Михаил понимал: в их разговорах о старом художнике пришло время сказать главное.
— Значит, «Шиповник»? — вопросил Михаил и не без труда поднял глаза на Разуневского. — Одна краска всегда опасна и в живописи, — улыбнулся он. — Есть мнение, что на Кубани Нестеров много болел, а работал мало... Быть может, это и так, хотя нельзя допустить, чтобы Нестеров не работал — второй толстовский портрет был написан у нас... Но не об этом речь. Три года, прожитые здесь, оставили свой след в сознании художника.
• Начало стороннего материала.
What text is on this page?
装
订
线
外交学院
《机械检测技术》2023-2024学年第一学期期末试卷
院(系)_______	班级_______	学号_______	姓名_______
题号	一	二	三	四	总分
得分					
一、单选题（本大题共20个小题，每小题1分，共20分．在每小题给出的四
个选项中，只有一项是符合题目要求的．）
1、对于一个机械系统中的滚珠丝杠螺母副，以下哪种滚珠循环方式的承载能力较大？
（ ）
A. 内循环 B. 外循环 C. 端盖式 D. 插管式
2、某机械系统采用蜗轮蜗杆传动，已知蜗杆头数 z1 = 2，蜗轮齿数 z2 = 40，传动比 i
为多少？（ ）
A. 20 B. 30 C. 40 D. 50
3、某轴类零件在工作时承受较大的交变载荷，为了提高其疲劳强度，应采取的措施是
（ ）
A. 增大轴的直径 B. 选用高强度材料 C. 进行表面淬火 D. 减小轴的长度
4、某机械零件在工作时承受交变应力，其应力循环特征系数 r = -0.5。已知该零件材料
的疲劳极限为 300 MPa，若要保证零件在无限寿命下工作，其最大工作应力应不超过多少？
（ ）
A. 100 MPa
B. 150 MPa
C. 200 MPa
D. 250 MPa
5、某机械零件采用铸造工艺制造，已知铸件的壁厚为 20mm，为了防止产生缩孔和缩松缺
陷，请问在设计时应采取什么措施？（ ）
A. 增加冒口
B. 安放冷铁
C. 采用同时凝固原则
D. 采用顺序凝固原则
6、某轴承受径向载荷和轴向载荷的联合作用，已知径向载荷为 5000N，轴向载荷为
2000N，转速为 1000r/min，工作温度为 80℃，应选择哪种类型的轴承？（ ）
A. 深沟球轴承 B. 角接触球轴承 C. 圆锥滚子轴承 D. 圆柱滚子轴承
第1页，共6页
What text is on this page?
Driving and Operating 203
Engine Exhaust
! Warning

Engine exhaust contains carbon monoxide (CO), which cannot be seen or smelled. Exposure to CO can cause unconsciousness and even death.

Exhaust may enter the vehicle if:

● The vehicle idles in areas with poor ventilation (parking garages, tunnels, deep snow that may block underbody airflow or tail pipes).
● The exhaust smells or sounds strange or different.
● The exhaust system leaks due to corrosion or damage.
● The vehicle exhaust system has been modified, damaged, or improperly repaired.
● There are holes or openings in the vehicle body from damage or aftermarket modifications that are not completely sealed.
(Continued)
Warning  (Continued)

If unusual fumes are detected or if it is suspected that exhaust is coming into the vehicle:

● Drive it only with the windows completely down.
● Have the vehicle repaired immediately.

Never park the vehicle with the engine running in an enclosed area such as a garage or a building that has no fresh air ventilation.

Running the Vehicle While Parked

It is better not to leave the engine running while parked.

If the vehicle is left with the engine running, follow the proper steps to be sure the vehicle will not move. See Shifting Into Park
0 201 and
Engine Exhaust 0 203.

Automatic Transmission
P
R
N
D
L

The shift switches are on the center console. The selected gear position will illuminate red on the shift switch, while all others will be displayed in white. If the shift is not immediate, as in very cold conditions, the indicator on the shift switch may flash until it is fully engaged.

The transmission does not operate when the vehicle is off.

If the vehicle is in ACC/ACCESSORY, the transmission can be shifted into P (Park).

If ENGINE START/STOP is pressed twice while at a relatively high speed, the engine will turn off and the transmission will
Убежден, что здесь он увидел такое, что мог увидеть только здесь, много думал, многое понял...
— Спор, который начался в «Философах», продолжался? — спросил отец Петр.
— В какой-то мере, — сказал Михаил — мог ответить категоричнее, а избрал эту формулу: «В какой-то мере».
— Но почему Нестеров обратился к «Отроку Варфоломею»?.. Согласитесь, что без сильного религиозного чувства такого не напишешь, не так ли? Он был религиозен?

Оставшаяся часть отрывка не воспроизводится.